With this change, the vector length is 8 and the instruction set is Intel AVX-512.
After optimization, the heart_demo application runs and completes in 9.2 seconds.
Disable Unroll
For the vectorized inner loop at heart_demo.cpp:310, Intel Advisor also detects a vectorized remainder loop and recommends to disable unrolling for it.
To disable unrolling:
Add #pragma nounroll to the top of the inner loop at heart_demo.cpp:310, which was vectorized as a remainder loop.
With this change, the loop is executed as a vectorized body with 100% FPU utilization compared to 36% masked utilization for the vectorization remainder.
Rebuild the application, re-run the Vectorization and Code Insights perspective, and see the result in the Survey & Roofline > Code Analytics report.
After optimization, the heart_demo application runs and completes in 8.9 seconds.
Performance Summary
The optimization methods described above resulted in an overall 2.6x improvement from baseline on a single node.
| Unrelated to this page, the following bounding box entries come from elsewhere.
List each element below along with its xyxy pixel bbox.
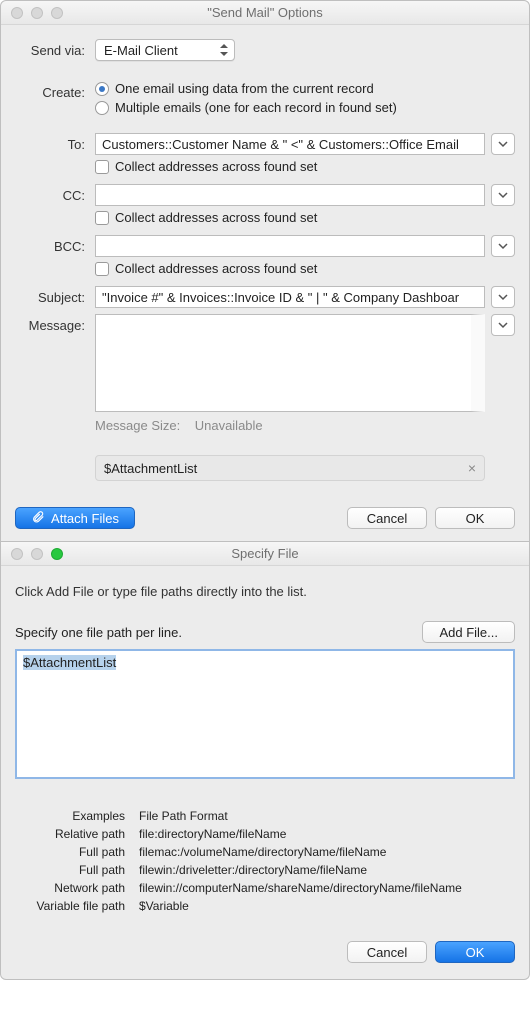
radio-one-label: One email using data from the current re… [115,81,374,96]
message-label: Message: [15,314,95,333]
ok-button-2[interactable]: OK [435,941,515,963]
to-collect-label: Collect addresses across found set [115,159,317,174]
radio-multiple-label: Multiple emails (one for each record in … [115,100,397,115]
chevron-down-icon [498,320,508,330]
cc-collect-label: Collect addresses across found set [115,210,317,225]
radio-one-email[interactable] [95,82,109,96]
chevron-down-icon [498,241,508,251]
add-file-button[interactable]: Add File... [422,621,515,643]
sendvia-select[interactable]: E-Mail Client [95,39,235,61]
chevron-down-icon [498,190,508,200]
examples-table: Examples File Path Format Relative pathf… [15,807,515,915]
specify-label: Specify one file path per line. [15,625,182,640]
ok-button[interactable]: OK [435,507,515,529]
subject-input[interactable] [95,286,485,308]
attachment-token: $AttachmentList × [95,455,485,481]
window-title: "Send Mail" Options [1,5,529,20]
chevron-down-icon [498,139,508,149]
remove-attachment-icon[interactable]: × [468,460,476,476]
to-input[interactable] [95,133,485,155]
subject-label: Subject: [15,286,95,305]
file-paths-textarea[interactable]: $AttachmentList [15,649,515,779]
subject-menu-button[interactable] [491,286,515,308]
cancel-button[interactable]: Cancel [347,507,427,529]
titlebar-specifyfile: Specify File [1,542,529,566]
sendvia-label: Send via: [15,39,95,58]
message-menu-button[interactable] [491,314,515,336]
ex-header-1: Examples [15,807,125,825]
chevron-down-icon [498,292,508,302]
ex-header-2: File Path Format [139,807,228,825]
bcc-input[interactable] [95,235,485,257]
bcc-label: BCC: [15,235,95,254]
attach-files-button[interactable]: Attach Files [15,507,135,529]
cc-menu-button[interactable] [491,184,515,206]
to-label: To: [15,133,95,152]
sendvia-value: E-Mail Client [104,43,178,58]
to-menu-button[interactable] [491,133,515,155]
create-label: Create: [15,81,95,100]
bcc-collect-checkbox[interactable] [95,262,109,276]
path-entry: $AttachmentList [23,655,116,670]
radio-multiple-emails[interactable] [95,101,109,115]
bcc-collect-label: Collect addresses across found set [115,261,317,276]
attach-files-label: Attach Files [51,511,119,526]
cc-collect-checkbox[interactable] [95,211,109,225]
help-text: Click Add File or type file paths direct… [15,584,515,599]
message-size-value: Unavailable [195,418,263,433]
to-collect-checkbox[interactable] [95,160,109,174]
cancel-button-2[interactable]: Cancel [347,941,427,963]
attachment-name: $AttachmentList [104,461,197,476]
message-size-label: Message Size: [95,418,180,433]
cc-label: CC: [15,184,95,203]
paperclip-icon [31,510,45,527]
message-textarea[interactable] [95,314,485,412]
titlebar-sendmail: "Send Mail" Options [1,1,529,25]
cc-input[interactable] [95,184,485,206]
bcc-menu-button[interactable] [491,235,515,257]
window2-title: Specify File [1,546,529,561]
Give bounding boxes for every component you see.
The applied optimizations can improve application performance as well:
# of Nodes / # of Ranks |
Baseline Time |
Optimized Time |
Time Improvement |
---|---|---|---|
1/48 |
22.7 seconds |
8.9 seconds |
2.55x |
2/96 |
11.5 seconds |
5.15 seconds |
2.23x |
4/192 |
6.6 seconds |
3.5 seconds |
1.88x |
You can compare the baseline and optimized results with the Roofline Compare feature and the visualize performance improvement between loops.
The image below compares the performance of the application before and after optimization. The Roofline chart highlights the performance difference for the loop at heart_demo.cpp:352 before and after optimizations showing the performance improvement of 80.82% with respect to FLOPS.
Next Steps
As you can see from the Roofline chart above, the vectorized loops are still far from the scalar add and vector add peak roofs. Intel Advisor recommends to run a Memory Access Patterns (MAP) analysis to identify the inefficient memory accesses in loops which may cause low vectorization efficiency.
The MAP analysis shows that these loops have almost 50% non-unit stride accesses. Changing the random stride accesses in the loops will be the next step to improve vectorization efficiency for the loop.
Key Take-Aways
To help you efficiently vectorize loops/functions of your application, Intel Advisor provides:
Recommendations that you can follow to improve performance
Insights into actual performance of the application against hardware-imposed performance ceilings by plotting a Roofline chart
Deeper analyses like Dependencies and Memory Access Patterns to gain insights into data dependencies and memory accesses in a loop
By following Intel Advisor recommendations, you improved performance of the real-time 3D cardiac electrophysiology simulation heart_demo application by 2.55x compared to the baseline results.